With the help of a high-resolution CT scanner, researchers at the Smithsonian Institution recently took a giant leap forward to a better understanding of the engineering and craftsmanship that Antonio Stradivari (1644-1737), master violin maker of Cremona, Italy, built into each of his renowned instruments. The CT, or computed tomography, scanner is a medical imaging device normally used in hospitals to create 3-D X-ray images of the human body.
Image right and below left: These two images show measurements of wood thickness on the top board of two different violins used in the study. Red indicates a thickness of 4 millimeters or higher, green a thickness of 2 millimeters or less. Yellow is a mid point between the two thicknesses.
In a pilot study that used seven Stradivari violins made between 1670 and 1709, the researchers scanned each violin with a CT scanner then used the data to create digital, 3-D images of each violin. Using the scanner they recorded exact digital measurements of the dimensions of each instrument; recorded the volume of material used to build each instrument; recorded the volume of air inside the body of each violin; and measured variations in the thickness of the thin layer of wood that makes up the top board and back board in each instrument. A number of the violins used in the study are from the collection of the Division of Musical Instruments of the Smithsonian’s National Museum of American History. The project was a collaboratin between the American History Museum and the Smithsonian’s National Museum of Natural History.
Many intricate and previously unseen details were revealed in the digital images, such as repair patches in a violin’s interior, the exact yet subtle slope of each back and front board, and the location of ivory and ebony inlays. Most importantly, when the data for each violin was compared, the researchers could see how the manufacture of the violins changed over time.
“The use of the scanner has improved our access to research data which otherwise would be inaccessible,” says Bruno Frohlich of the Anthropology Department at the Smithsonian’s National Museum of Natural History. “Obviously, we cannot take these instruments apart and study how they were made. Yet the digital models made with the scanner are factual representatives of the original objects and allow us to study how the instruments’ general architecture and other features have changed over time.”
One discovery the team made was that the volume of wood made in the construction of the violin bodies varied by 41.6 percent from 1670-1709, yet, the volume of air inside the violin bodies varied by only 8.2 percent. “Stradivari tried to keep the air volume in his violins as constant as possible, even as the trend of construction over time moved in the direction of a thinner wood board,” Frohlich says. The thickness of wood used in the construction affects the weight of the instrument, the strength and possibly tone.
With the success of the pilot study, the researchers now plan to analyze and compare data collected from scans of 47 other old instruments made by Stradivari, Nicolo Amati, Joseph Guarneri and other luthiers. When compiled this data should tell an interesting story of how violin making has changed, or remained remarkably the same, in the last 350 years.

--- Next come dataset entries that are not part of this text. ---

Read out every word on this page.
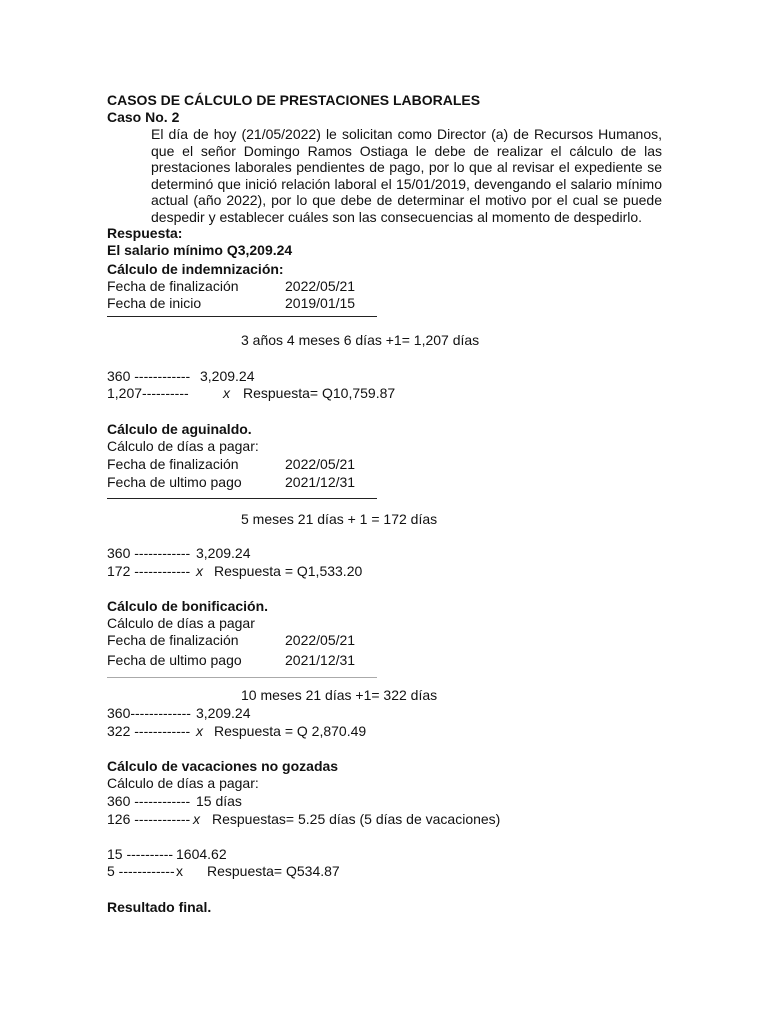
CASOS DE CÁLCULO DE PRESTACIONES LABORALES
Caso No. 2
El día de hoy (21/05/2022) le solicitan como Director (a) de Recursos Humanos, que el señor Domingo Ramos Ostiaga le debe de realizar el cálculo de las prestaciones laborales pendientes de pago, por lo que al revisar el expediente se determinó que inició relación laboral el 15/01/2019, devengando el salario mínimo actual (año 2022), por lo que debe de determinar el motivo por el cual se puede despedir y establecer cuáles son las consecuencias al momento de despedirlo.
Respuesta:
El salario mínimo Q3,209.24
Cálculo de indemnización:
Fecha de finalización	2022/05/21
Fecha de inicio	2019/01/15
3 años 4 meses 6 días +1= 1,207 días
360 ------------ 3,209.24
1,207---------- x Respuesta= Q10,759.87
Cálculo de aguinaldo.
Cálculo de días a pagar:
Fecha de finalización	2022/05/21
Fecha de ultimo pago	2021/12/31
5 meses 21 días + 1 = 172 días
360 ------------ 3,209.24
172 ------------ x Respuesta = Q1,533.20
Cálculo de bonificación.
Cálculo de días a pagar
Fecha de finalización	2022/05/21
Fecha de ultimo pago	2021/12/31
10 meses 21 días +1= 322 días
360------------- 3,209.24
322 ------------ x Respuesta = Q 2,870.49
Cálculo de vacaciones no gozadas
Cálculo de días a pagar:
360 ------------ 15 días
126 ------------ x Respuestas= 5.25 días (5 días de vacaciones)
15 ---------- 1604.62
5 ------------ x Respuesta= Q534.87
Resultado final.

Image: This 3-D model reveals the shape and volume of the air mass located inside the body of a Stradivarius violin.
The research team included Bruno Frohlich, Gary Sturm of the Division of Music, Sports and Entertainment at the National Museum of American History; Janine Hinton, of the Department of Anthropology, National Museum of Natural History and Else Frohlich of the Department of Biomedical Engineering, College of Engineering, Boston University. Support for the project was provided by Siemens Medical Solutions in North Carolina and Materialise in Belgium and Ann Arbor in Michigan.